NUNUKAN, KOMPAS.com – Bertugas sebagai bidan di wilayah pelosok dan pedalaman RI, menjadi ujian mental bagi para tenaga kesehatan. Pola pikir warga di daerah terisolasi selalu menjadi tantangan tersendiri.
Beragam kisah dan cerita menarik selalu mengiringi tugas pengabdian mereka. Salah satunya dialami oleh bidan di Puskesmas Binter, Kecamatan Lumbis Ogong, Nunukan, Kalimantan Utara.
Nirwana mengatakan, pengabdian di tapal batas memberi kesan mendalam yang tidak akan diperoleh jika bertugas di perkotaan.
"Pelayanan kita lebih terasa, dan perlakuan warga di pedesaan terpencil selalu menggugah nurani kita," ujarnya, Kamis (6/10/2022).
Baca juga: Kendala Jaringan Internet, 1027 Tenaga Honorer di Perbatasan RI–Malaysia Belum Terinput
Puskesmas Binter berjarak 3 jam dari daerah ibu kota Kecamatan di Mansalong. Di daerah ini, warga dari sejumlah kecamatan Lumbis, antara lain, Lumbis Ogong, Lumbis Hulu, Lumbis Pansiangan, membeli segala macam kebutuhan rumah tangga.
Bidan yang bertugas sejak 2015 mengungkapkan untuk pergi ke Binter dan Mansalong memerlukan biaya carter perahu Rp 3 jutaan saat itu.
"Saya tinggal di perumahan tenaga kesehatan di depan Puskesmas. Biasanya kalau ada perlu, kami baru ke Mansalong. Entah untuk belanja bahan pangan seminggu, atau untuk keperluan mencari sinyal internet. Kami menumpang Long Boat masyarakat, dan membayar Rp 700.000,’’ tuturnya.
Nirwana yang saat itu berusia 25 tahun, cukup bersemangat. Apalagi, ia merupakan anak daerah, dan sangat suka traveling. Sebagai warga asli Nunukan, ia tidak kaget dengan kondisi Lumbis, dengan segala keterbatasannya.
Hanya saja, sebagai tenaga kesehatan banyak sekali dinamika dan tantangan yang ternyata membutuhkan pemikiran yang bijak dan kelapangan hati.
"Meski saya asli Nunukan, banyak pengalaman baru yang diperoleh. Mungkin untuk teman teman yang dari luar Nunukan yang bertugas di Binter, ujiannya berat karena geografis Nunukan yang cukup terpencil. Tapi itu semua kita tepiskan dengan persaudaraan dan kekeluargaan yang tercipta di lingkungan kerja," kata Nirwana.
Pola pikir warga pedalaman, dikatakan Nirwana, masih memegang teguh adat istiadat nenek moyang.
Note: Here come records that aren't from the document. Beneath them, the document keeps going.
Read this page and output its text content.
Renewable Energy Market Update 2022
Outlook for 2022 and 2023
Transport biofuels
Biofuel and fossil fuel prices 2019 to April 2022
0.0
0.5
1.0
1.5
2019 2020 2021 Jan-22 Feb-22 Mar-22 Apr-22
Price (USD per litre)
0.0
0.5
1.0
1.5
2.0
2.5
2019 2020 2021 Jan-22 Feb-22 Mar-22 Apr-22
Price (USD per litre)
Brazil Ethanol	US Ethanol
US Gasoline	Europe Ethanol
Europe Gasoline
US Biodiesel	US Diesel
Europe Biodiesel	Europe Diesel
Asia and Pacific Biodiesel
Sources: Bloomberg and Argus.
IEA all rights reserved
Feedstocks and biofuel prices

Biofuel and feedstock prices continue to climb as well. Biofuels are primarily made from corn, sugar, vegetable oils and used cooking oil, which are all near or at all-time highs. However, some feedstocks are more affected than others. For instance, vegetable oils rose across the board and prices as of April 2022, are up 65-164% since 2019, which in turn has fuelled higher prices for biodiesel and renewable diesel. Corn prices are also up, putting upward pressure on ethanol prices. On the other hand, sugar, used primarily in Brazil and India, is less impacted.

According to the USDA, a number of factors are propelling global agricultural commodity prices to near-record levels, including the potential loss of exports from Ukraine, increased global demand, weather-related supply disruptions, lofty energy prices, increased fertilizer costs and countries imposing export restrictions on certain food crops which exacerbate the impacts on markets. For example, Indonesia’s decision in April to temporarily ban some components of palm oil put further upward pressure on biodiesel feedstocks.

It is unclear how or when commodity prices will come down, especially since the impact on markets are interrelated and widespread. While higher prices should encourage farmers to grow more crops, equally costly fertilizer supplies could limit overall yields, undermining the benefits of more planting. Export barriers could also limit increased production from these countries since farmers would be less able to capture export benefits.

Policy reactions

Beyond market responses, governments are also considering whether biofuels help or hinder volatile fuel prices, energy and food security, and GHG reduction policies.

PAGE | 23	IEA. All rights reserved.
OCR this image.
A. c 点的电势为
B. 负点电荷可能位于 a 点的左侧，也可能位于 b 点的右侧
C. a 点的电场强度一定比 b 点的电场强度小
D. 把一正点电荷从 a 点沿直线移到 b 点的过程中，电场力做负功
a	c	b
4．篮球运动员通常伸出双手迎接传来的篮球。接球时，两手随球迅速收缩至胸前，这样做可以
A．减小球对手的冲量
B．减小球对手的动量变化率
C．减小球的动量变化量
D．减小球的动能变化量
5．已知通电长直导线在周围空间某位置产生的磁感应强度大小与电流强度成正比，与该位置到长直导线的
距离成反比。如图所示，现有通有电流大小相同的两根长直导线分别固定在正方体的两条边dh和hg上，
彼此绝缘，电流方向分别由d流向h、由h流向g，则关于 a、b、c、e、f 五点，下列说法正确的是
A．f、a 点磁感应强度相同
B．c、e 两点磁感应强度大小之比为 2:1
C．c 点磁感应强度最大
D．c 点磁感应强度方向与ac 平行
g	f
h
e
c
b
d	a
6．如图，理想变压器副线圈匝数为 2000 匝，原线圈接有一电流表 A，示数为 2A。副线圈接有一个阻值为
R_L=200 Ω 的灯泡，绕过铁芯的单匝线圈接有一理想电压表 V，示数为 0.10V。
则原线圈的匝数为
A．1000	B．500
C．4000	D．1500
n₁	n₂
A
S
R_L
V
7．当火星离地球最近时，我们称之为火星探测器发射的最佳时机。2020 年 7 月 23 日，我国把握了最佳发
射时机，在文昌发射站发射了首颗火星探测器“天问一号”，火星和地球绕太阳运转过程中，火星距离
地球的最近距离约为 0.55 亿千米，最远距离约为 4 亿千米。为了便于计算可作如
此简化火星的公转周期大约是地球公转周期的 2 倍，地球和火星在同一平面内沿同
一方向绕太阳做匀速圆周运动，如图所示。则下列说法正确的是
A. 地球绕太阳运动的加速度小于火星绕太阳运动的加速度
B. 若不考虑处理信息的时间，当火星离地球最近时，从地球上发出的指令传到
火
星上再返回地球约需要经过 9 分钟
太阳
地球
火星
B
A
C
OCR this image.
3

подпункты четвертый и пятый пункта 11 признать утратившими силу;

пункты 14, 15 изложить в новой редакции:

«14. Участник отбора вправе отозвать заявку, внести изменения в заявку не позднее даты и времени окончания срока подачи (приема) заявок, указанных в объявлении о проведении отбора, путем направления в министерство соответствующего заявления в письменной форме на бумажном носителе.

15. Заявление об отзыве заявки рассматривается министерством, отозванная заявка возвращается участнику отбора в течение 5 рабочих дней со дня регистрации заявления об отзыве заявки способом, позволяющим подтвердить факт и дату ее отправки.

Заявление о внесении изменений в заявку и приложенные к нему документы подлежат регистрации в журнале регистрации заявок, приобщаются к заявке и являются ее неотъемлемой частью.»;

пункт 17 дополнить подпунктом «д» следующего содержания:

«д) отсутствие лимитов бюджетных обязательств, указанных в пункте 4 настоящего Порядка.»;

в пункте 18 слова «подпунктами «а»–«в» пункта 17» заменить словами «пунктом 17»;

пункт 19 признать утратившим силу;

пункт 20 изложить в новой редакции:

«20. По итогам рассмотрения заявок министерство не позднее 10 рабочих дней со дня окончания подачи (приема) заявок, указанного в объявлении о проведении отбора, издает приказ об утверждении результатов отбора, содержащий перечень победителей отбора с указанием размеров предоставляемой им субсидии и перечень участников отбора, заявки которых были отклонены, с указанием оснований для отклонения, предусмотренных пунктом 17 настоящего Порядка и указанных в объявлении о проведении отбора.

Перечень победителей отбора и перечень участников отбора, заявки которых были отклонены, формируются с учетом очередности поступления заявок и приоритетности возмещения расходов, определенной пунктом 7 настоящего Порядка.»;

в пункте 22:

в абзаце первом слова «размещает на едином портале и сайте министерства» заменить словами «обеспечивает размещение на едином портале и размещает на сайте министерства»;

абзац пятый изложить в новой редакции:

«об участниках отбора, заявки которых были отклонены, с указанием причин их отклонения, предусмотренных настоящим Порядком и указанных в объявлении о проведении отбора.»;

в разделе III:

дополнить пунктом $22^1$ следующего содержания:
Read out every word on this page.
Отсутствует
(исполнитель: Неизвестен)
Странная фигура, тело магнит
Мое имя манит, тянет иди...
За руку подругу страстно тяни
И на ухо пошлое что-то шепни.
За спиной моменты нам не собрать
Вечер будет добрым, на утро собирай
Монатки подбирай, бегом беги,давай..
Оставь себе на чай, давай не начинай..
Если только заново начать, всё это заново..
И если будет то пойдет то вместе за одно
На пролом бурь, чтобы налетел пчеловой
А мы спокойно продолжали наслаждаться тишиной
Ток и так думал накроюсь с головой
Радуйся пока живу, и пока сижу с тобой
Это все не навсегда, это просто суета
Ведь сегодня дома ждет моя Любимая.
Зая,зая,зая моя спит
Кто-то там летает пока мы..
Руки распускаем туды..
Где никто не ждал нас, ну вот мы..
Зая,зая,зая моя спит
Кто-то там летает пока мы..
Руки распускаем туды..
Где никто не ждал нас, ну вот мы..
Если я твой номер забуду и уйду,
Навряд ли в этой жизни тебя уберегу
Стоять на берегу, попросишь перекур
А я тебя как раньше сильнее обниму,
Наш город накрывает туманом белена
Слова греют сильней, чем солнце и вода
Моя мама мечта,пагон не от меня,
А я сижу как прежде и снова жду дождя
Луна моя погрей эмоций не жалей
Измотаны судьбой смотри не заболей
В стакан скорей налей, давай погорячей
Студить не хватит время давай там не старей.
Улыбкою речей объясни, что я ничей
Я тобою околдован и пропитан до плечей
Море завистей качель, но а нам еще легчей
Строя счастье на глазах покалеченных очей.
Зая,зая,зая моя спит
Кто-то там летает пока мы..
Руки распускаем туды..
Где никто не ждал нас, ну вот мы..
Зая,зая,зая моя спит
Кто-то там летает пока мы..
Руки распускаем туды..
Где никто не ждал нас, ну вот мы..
Sehingga, warga lebih percaya dukun, ketimbang pengobatan medis modern.
Selain itu, warga juga menilai praktisi kesehatan seharusnya berusia tua dan beruban.
"Usia seperti kami yang muda-muda ini, tentu sulit mendapat kepercayaan mereka,’’katanya lagi.
Untuk meraih kepercayaan, para tenaga kesehatan di Puskesmas Binter, perlahan mengakrabkan diri dengan para dukun yang selama ini mengobati penyakit masyarakat. Pendekatan emosional yang memakan waktu tidak sebentar ini pun akhirnya mendapat respons positif.
Mereka kemudian diangkat sebagai anak dan keakrabanpun tercipta. Para bidan dan dukun, bersama-sama mengatasi warga yang sakit dan bersalin.